Can you have a garden in New Zealand?  The entire existence of Reddit is justified with one post and its amazing comments.

Remembering Heartbreak High — ABC + ’90s nostalgia + Aussie teen drama = a No Award approved post!

According to Australian Screen curator, Tammy Burnstock, Heartbreak High was based on a stage play written by Robert Barrett, first published in 1988, which was adapted into the successful film The Heartbreak Kid (1993), starring Alex Dimitriades and Claudia Karvan. The 1993 film set out to be diverse and capture the ‘melting-pot’ Australia that, at the time, wasn’t being portrayed in shows like Neighbours or Home and Away. According to producer Ben Gannon (who would go on to become executive producer of Heartbreak High): “The Heartbreak Kid was presenting a world that we didn’t think was widely known outside of Australia; a multi-racial, urban, more ‘gritty’ high school. Up until Heartbreak, we didn’t feel that had ever been properly represented on film or television.”

This need for multiculturalism translated into the Hartley High inner city school setting; Heartbreak High not only offered seven seasons of diverse casting, but also explored racial tensions within the school setting. The pilot episode centered on character Rivers (Scott Major) repeatedly goading new student Jack Tran (Tai Nguyen), resulting in an after-school brawl.

The Guardian‘s series on Australian anthems is always good, but Liz is particularly keen on Clem Bastow’s remembrance of “! (The Song Formerly Known As)” by Regurgitator, an electro-punk tribute to the glories of staying home.  It’s been Liz’s personal theme song since she first heard it on Triple J, and gets more relevant to her life every year.

We at No Award have little to contribute to the subject of Ferguson and the murder of Michael Brown, being Australian and not black.  We would mostly like to see our fellow Aussies being less smug about that “never happening hear”.  Guys, Australian cops have a long history of killing black children, and also black adults.  The only difference is, they’re less heavily armed over here, so they have to arrest you first.

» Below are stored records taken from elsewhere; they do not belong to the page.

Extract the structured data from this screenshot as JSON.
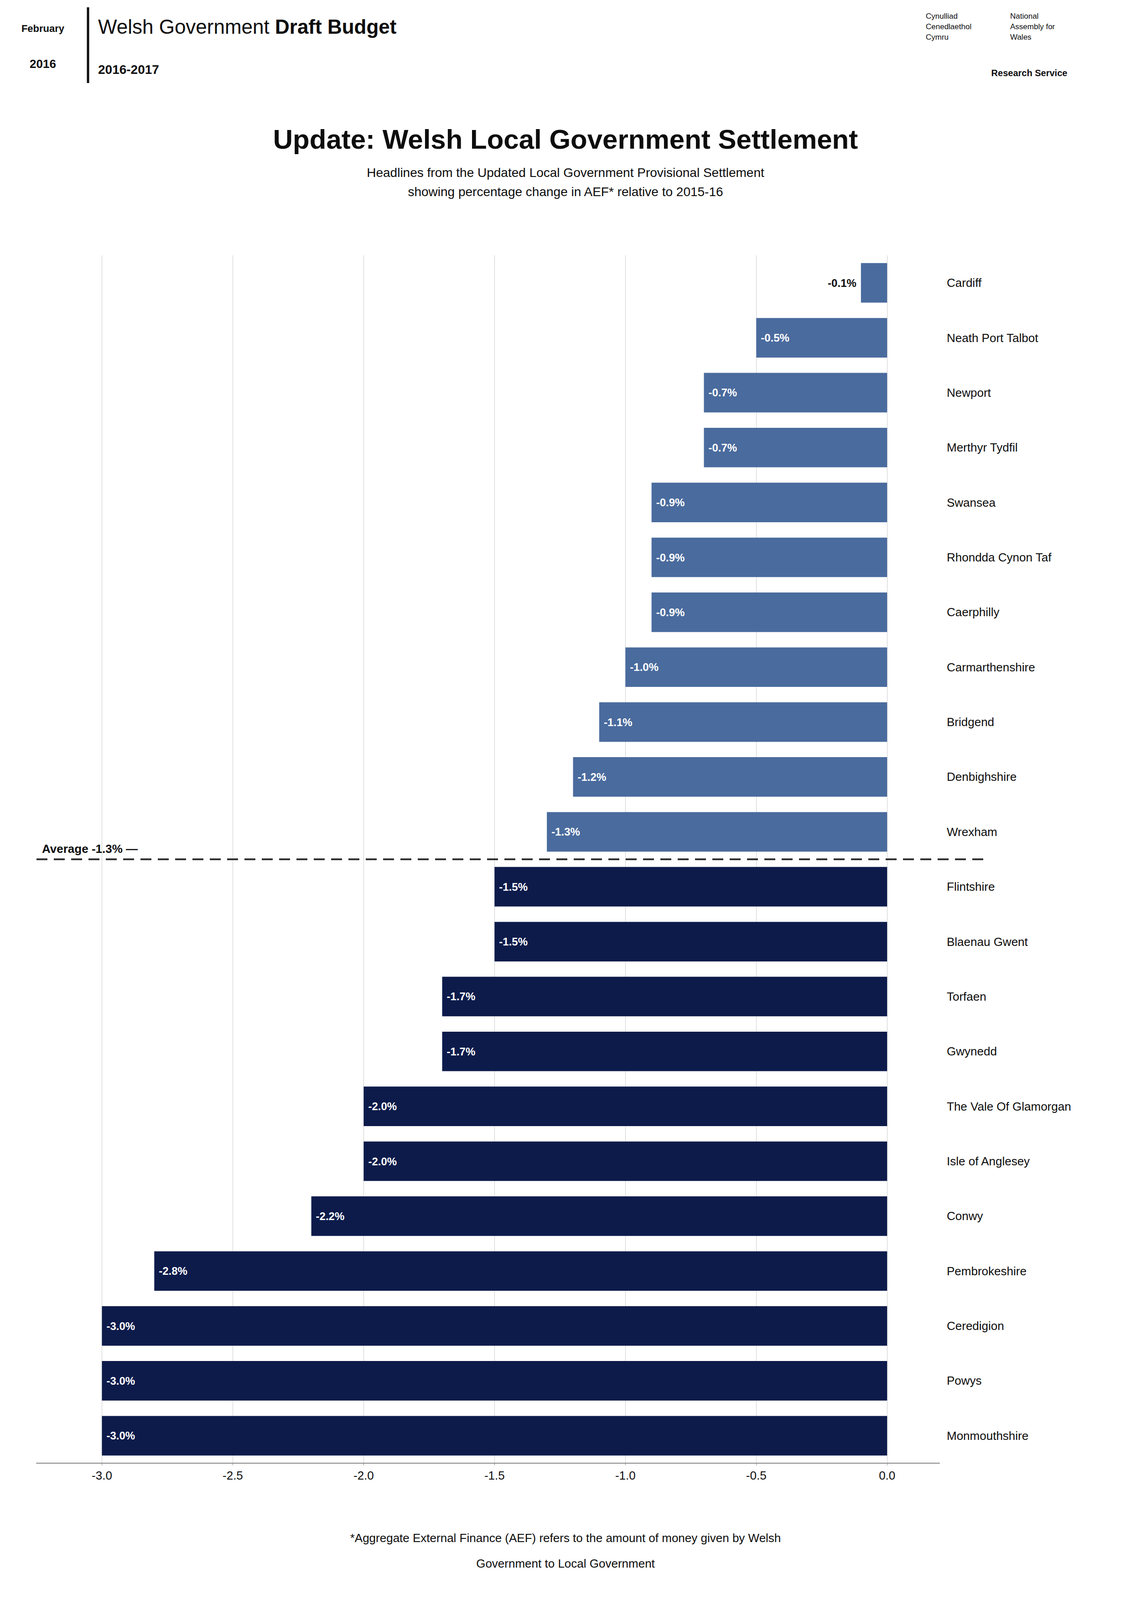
{
  "chart_data": {
    "type": "bar",
    "orientation": "horizontal",
    "title": "Update: Welsh Local Government Settlement",
    "subtitle": [
      "Headlines from the Updated Local Government Provisional Settlement",
      "showing percentage change in AEF* relative to 2015-16"
    ],
    "header": {
      "date": [
        "February",
        "2016"
      ],
      "main": "Welsh Government ",
      "bold": "Draft Budget",
      "sub": "2016-2017",
      "right": [
        "Cynulliad\nCenedlaethol\nCymru",
        "National\nAssembly for\nWales"
      ],
      "badge": "Research Service"
    },
    "footer": [
      "*Aggregate External Finance (AEF) refers to the amount of money given by Welsh",
      "Government to Local Government"
    ],
    "categories": [
      "Cardiff",
      "Neath Port Talbot",
      "Newport",
      "Merthyr Tydfil",
      "Swansea",
      "Rhondda Cynon Taf",
      "Caerphilly",
      "Carmarthenshire",
      "Bridgend",
      "Denbighshire",
      "Wrexham",
      "Flintshire",
      "Blaenau Gwent",
      "Torfaen",
      "Gwynedd",
      "The Vale Of Glamorgan",
      "Isle of Anglesey",
      "Conwy",
      "Pembrokeshire",
      "Ceredigion",
      "Powys",
      "Monmouthshire"
    ],
    "values": [
      -0.1,
      -0.5,
      -0.7,
      -0.7,
      -0.9,
      -0.9,
      -0.9,
      -1.0,
      -1.1,
      -1.2,
      -1.3,
      -1.5,
      -1.5,
      -1.7,
      -1.7,
      -2.0,
      -2.0,
      -2.2,
      -2.8,
      -3.0,
      -3.0,
      -3.0
    ],
    "value_labels": [
      "-0.1%",
      "-0.5%",
      "-0.7%",
      "-0.7%",
      "-0.9%",
      "-0.9%",
      "-0.9%",
      "-1.0%",
      "-1.1%",
      "-1.2%",
      "-1.3%",
      "-1.5%",
      "-1.5%",
      "-1.7%",
      "-1.7%",
      "-2.0%",
      "-2.0%",
      "-2.2%",
      "-2.8%",
      "-3.0%",
      "-3.0%",
      "-3.0%"
    ],
    "colors": [
      "#4a6b9e",
      "#4a6b9e",
      "#4a6b9e",
      "#4a6b9e",
      "#4a6b9e",
      "#4a6b9e",
      "#4a6b9e",
      "#4a6b9e",
      "#4a6b9e",
      "#4a6b9e",
      "#4a6b9e",
      "#0d1b4b",
      "#0d1b4b",
      "#0d1b4b",
      "#0d1b4b",
      "#0d1b4b",
      "#0d1b4b",
      "#0d1b4b",
      "#0d1b4b",
      "#0d1b4b",
      "#0d1b4b",
      "#0d1b4b"
    ],
    "data_labels": true,
    "average": {
      "value": -1.3,
      "label": "Average -1.3% —"
    },
    "xlim": [
      -3.25,
      0.2
    ],
    "xticks": [
      {
        "value": -3,
        "label": "-3.0"
      },
      {
        "value": -2.5,
        "label": "-2.5"
      },
      {
        "value": -2,
        "label": "-2.0"
      },
      {
        "value": -1.5,
        "label": "-1.5"
      },
      {
        "value": -1,
        "label": "-1.0"
      },
      {
        "value": -0.5,
        "label": "-0.5"
      },
      {
        "value": 0,
        "label": "0.0"
      }
    ],
    "grid": true
  }
}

But Larissa Behrendt says it better than we can: Indigenous Australia knows the cynicism exposed by Michael Brown’s killing in Ferguson.

Watching the events in Ferguson unfold raises similar questions about Australia’s own legal system. The parallel is immediately drawn with the failure to secure a conviction in the case of 36-year-old Cameron Mulrunji Doomadgee, who died in a Palm Island lockup over 10 years ago.

Mulrunji was picked up for singing “Who let the dogs out” at a police officer, Chris Hurley, who drove past him in the street. He was charged with public nuisance. He had been in police custody for only an hour when he died. An autopsy revealed four broken ribs, which had ruptured his liver and spleen.

Hurley was indicted for assault and manslaughter but acquitted in 2007. He is the only person ever charged over a death in custody of an Aboriginal person in Australia.

The Ferguson issue this week had Liz, at least, asking some questions about the grand jury, ie, WTF?  Luckily, The Conversation is here to outline the history of the grand jury and why they’re not that great a concept:  Only in America: why Australia is right not to have grand juries.

Mood whiplash:

One for Sleepy Hollow fans: what are Henry’s ethical obligations to Frank Irving as an attorney?  

Henry also has a significant conflict of interest with Irving, as Henry’s goal is to bring about the Apocalypse under the direction of Moloch, which goes against Irving’s interests.

Liz works in the legal industry, so she thinks about this sort of thing a lot.

Disability or Superpower?  Deaf identity in YA

Keighery is hearing, and had major qualms about writing a deaf protagonist. ‘The more I researched deaf experience, particularly the politics, the more worried I became. At times, it seemed an impossible task to represent such complexity. But I discussed these terrors with people whose opinions I respect. My sister told me it was good and correct that I felt fear, since it showed a healthy respect for the topic I was going to tackle.

(This strikes Liz as being good advice for any author writing about a culture or identity they have not lived for themselves.)